Which is better for production: LangGraph or CrewAI?

LangGraph is generally more production-ready. It offers deterministic execution graphs, built-in persistence with checkpointing, human-in-the-loop support, and streaming. CrewAI is faster to prototype with but its execution model is less transparent. For complex, stateful workflows that need reliability, LangGraph is the stronger choice. See the full agentic frameworks comparison for a three-way analysis including AutoGen.

Can I use LangGraph and CrewAI together?

Yes. The most common production pattern in mature teams uses both. LangGraph serves as the orchestration backbone handling checkpointing and human-in-the-loop gates, while CrewAI crews handle multi-agent subtasks within individual LangGraph nodes. Some teams also prototype with CrewAI first, then migrate critical workflows to LangGraph for production.

Is LangGraph harder to learn than CrewAI?

Yes, LangGraph has a steeper learning curve. You need to understand state machines, graph theory concepts (nodes, edges, conditional routing), and TypedDict state schemas. CrewAI is more intuitive — define agents with natural language roles and assign them tasks. Most developers can build a working CrewAI prototype in under an hour, while LangGraph typically takes a few hours to master.

How does state management differ between LangGraph and CrewAI?

LangGraph uses a typed state dictionary (TypedDict) that accumulates data as the graph executes, with built-in checkpointing to SQLite, PostgreSQL, or Redis at every superstep. CrewAI uses built-in short-term, long-term, and entity memory layers but has no native checkpointing. If a CrewAI process crashes, you restart from the beginning, while LangGraph resumes from the last checkpoint.

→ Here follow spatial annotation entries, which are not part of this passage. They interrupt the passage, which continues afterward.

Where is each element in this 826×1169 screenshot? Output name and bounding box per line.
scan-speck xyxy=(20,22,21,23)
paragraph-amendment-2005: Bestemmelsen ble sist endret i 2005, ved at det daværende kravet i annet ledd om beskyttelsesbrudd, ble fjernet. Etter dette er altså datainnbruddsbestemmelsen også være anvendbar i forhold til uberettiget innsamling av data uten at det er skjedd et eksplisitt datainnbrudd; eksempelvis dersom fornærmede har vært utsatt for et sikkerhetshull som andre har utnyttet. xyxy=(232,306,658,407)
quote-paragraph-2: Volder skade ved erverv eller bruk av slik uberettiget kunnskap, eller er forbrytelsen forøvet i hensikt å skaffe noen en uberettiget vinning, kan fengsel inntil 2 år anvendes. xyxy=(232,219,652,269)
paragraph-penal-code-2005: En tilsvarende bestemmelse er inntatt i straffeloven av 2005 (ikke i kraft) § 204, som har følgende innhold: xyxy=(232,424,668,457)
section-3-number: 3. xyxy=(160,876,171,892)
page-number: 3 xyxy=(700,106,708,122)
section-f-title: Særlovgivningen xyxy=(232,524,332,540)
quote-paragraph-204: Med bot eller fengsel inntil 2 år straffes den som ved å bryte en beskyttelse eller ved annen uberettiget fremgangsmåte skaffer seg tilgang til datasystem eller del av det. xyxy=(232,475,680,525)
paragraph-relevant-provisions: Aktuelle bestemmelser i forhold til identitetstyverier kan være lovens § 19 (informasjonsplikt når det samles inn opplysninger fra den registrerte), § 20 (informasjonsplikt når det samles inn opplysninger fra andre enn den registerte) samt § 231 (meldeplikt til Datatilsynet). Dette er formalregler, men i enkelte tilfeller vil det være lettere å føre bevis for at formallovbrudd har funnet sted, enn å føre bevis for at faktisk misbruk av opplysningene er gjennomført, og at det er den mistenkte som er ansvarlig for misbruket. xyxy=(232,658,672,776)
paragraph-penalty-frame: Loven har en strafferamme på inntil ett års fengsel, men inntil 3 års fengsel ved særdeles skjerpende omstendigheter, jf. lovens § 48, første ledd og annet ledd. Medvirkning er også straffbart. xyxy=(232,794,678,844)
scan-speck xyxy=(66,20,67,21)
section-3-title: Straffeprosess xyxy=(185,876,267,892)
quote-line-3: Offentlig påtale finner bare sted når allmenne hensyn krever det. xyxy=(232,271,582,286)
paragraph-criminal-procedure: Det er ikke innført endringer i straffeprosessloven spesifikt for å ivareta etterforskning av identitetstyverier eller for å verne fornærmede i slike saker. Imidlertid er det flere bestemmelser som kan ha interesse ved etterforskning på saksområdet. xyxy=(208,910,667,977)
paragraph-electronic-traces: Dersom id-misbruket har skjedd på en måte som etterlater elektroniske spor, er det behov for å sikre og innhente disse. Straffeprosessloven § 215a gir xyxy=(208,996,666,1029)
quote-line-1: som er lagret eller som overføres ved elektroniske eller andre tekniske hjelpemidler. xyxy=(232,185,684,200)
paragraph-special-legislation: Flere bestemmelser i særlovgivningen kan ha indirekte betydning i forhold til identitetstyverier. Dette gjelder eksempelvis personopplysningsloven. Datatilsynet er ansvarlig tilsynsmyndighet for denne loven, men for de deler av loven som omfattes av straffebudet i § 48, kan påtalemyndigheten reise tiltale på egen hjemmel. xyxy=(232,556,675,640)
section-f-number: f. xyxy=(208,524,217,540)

How does LangGraph handle human-in-the-loop workflows?

LangGraph provides first-class human-in-the-loop support through its interrupt() primitive. When execution reaches an interrupt node, the state is persisted to the checkpoint store and the process can safely terminate. Hours or days later, you resume execution by passing the human's decision via Command(resume=value). This async pattern works in web applications and distributed systems, unlike CrewAI's human_input mode which requires the process to remain alive.

What multi-agent patterns does each framework support?

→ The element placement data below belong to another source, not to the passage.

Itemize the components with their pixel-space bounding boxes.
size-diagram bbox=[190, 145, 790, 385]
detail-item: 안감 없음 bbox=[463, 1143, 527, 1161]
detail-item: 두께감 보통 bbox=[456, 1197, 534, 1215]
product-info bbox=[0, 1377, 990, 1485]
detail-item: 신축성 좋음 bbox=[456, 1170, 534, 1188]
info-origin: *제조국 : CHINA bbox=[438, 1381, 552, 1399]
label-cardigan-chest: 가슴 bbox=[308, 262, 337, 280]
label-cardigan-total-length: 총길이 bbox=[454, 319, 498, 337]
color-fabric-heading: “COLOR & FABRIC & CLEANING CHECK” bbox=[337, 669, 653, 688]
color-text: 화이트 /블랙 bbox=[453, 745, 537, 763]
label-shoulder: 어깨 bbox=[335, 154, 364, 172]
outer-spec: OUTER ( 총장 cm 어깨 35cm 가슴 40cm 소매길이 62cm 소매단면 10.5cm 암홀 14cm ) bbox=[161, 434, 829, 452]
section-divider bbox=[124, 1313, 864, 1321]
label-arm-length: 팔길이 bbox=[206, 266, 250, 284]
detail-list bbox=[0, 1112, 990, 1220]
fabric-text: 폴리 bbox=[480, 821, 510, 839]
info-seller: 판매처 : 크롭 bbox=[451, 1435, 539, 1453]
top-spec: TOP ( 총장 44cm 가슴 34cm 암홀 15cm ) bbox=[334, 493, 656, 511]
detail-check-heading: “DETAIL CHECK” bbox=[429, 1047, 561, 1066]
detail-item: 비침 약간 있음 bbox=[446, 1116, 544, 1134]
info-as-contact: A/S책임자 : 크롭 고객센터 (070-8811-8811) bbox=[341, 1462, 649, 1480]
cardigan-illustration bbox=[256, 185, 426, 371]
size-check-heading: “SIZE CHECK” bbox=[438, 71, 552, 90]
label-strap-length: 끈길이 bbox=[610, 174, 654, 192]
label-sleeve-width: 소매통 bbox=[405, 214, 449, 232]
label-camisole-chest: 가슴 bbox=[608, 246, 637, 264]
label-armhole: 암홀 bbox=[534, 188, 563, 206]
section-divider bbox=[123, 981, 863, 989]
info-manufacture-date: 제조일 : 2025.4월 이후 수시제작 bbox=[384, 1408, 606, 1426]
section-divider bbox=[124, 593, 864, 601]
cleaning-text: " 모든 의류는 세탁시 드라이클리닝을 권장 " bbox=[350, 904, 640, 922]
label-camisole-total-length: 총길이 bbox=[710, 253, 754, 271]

LangGraph supports subgraph composition where each subgraph is an isolated state machine, enabling supervisor patterns, parallel agent execution, and hierarchical multi-agent architectures. CrewAI supports sequential, hierarchical, and consensual process modes where a manager agent can delegate tasks and vote on completion quality. For deeper coverage of multi-agent patterns, see agentic design patterns.

How do I debug agent workflows in LangGraph vs CrewAI?

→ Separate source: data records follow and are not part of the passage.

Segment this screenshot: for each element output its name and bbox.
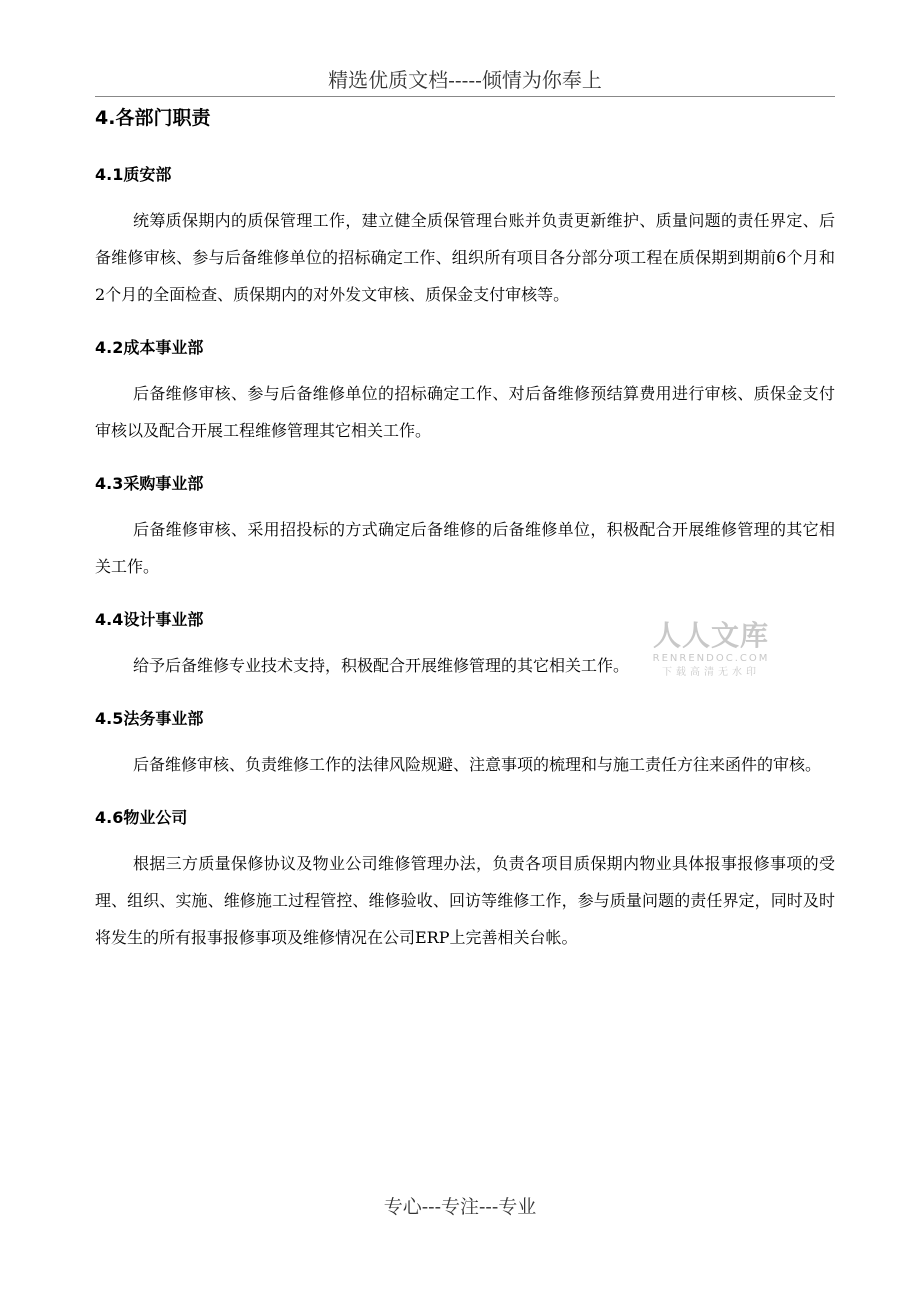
subsection-paragraph: 后备维修审核、采用招投标的方式确定后备维修的后备维修单位，积极配合开展维修管理的其它相关工作。 [95, 520, 835, 576]
subsection-heading: 4.1质安部 [95, 165, 172, 184]
watermark-logo [646, 620, 776, 680]
section-4-2 [95, 333, 835, 449]
subsection-paragraph: 后备维修审核、参与后备维修单位的招标确定工作、对后备维修预结算费用进行审核、质保金支付审核以及配合开展工程维修管理其它相关工作。 [95, 384, 835, 440]
page-footer: 专心---专注---专业 [383, 1196, 537, 1218]
section-4-6 [95, 803, 835, 956]
section-4-3 [95, 469, 835, 585]
watermark-name: 人人文库 [652, 619, 769, 652]
document-body [95, 160, 835, 976]
subsection-paragraph: 后备维修审核、负责维修工作的法律风险规避、注意事项的梳理和与施工责任方往来函件的审核。 [133, 755, 822, 774]
subsection-heading: 4.3采购事业部 [95, 474, 204, 493]
subsection-paragraph: 给予后备维修专业技术支持，积极配合开展维修管理的其它相关工作。 [133, 656, 630, 675]
watermark-tagline: 下载高清无水印 [662, 667, 760, 678]
subsection-paragraph: 统筹质保期内的质保管理工作，建立健全质保管理台账并负责更新维护、质量问题的责任界定、后备维修审核、参与后备维修单位的招标确定工作、组织所有项目各分部分项工程在质保期到期前6个月和2个月的全面检查、质保期内的对外发文审核、质保金支付审核等。 [95, 211, 835, 304]
section-title: 4.各部门职责 [95, 107, 211, 129]
section-4-1 [95, 160, 835, 313]
subsection-heading: 4.2成本事业部 [95, 338, 204, 357]
subsection-heading: 4.4设计事业部 [95, 610, 204, 629]
watermark-url: RENRENDOC.COM [652, 653, 770, 664]
page-header: 精选优质文档-----倾情为你奉上 [95, 64, 835, 97]
subsection-paragraph: 根据三方质量保修协议及物业公司维修管理办法，负责各项目质保期内物业具体报事报修事项的受理、组织、实施、维修施工过程管控、维修验收、回访等维修工作，参与质量问题的责任界定，同时及时将发生的所有报事报修事项及维修情况在公司ERP上完善相关台帐。 [95, 854, 835, 947]
subsection-heading: 4.6物业公司 [95, 808, 188, 827]
section-4-5 [95, 704, 835, 783]
subsection-heading: 4.5法务事业部 [95, 709, 204, 728]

LangGraph offers LangGraph Studio, a visual debugger that shows real-time state transitions during graph execution, plus full node-level traces in LangSmith. You can inspect any checkpoint by thread_id and replay failed runs from a specific node. CrewAI is compatible with LangSmith for tracing and provides verbose logging, but has no visual debugger or checkpoint-based replay capability.

Does LangGraph benefit from the LangChain ecosystem?

Yes. LangGraph is built by the LangChain team and integrates tightly with the LangChain ecosystem. LangChain components like prompts, output parsers, retrievers, and tool definitions work directly inside LangGraph nodes. LangSmith provides observability for both frameworks. For more on how LangGraph relates to LangChain, see LangChain vs LangGraph.

When should I choose CrewAI over LangGraph?

Choose CrewAI when your workflow maps naturally to an org chart with clear roles and task ownership, when tasks flow sequentially or under a manager agent, when prototyping speed matters more than operational resilience, when business stakeholders need to understand the agent architecture, or when built-in memory layers (short-term, long-term, entity) are more important than checkpoint-based persistence. CrewAI is ideal for content pipelines, research automation, and rapid prototyping.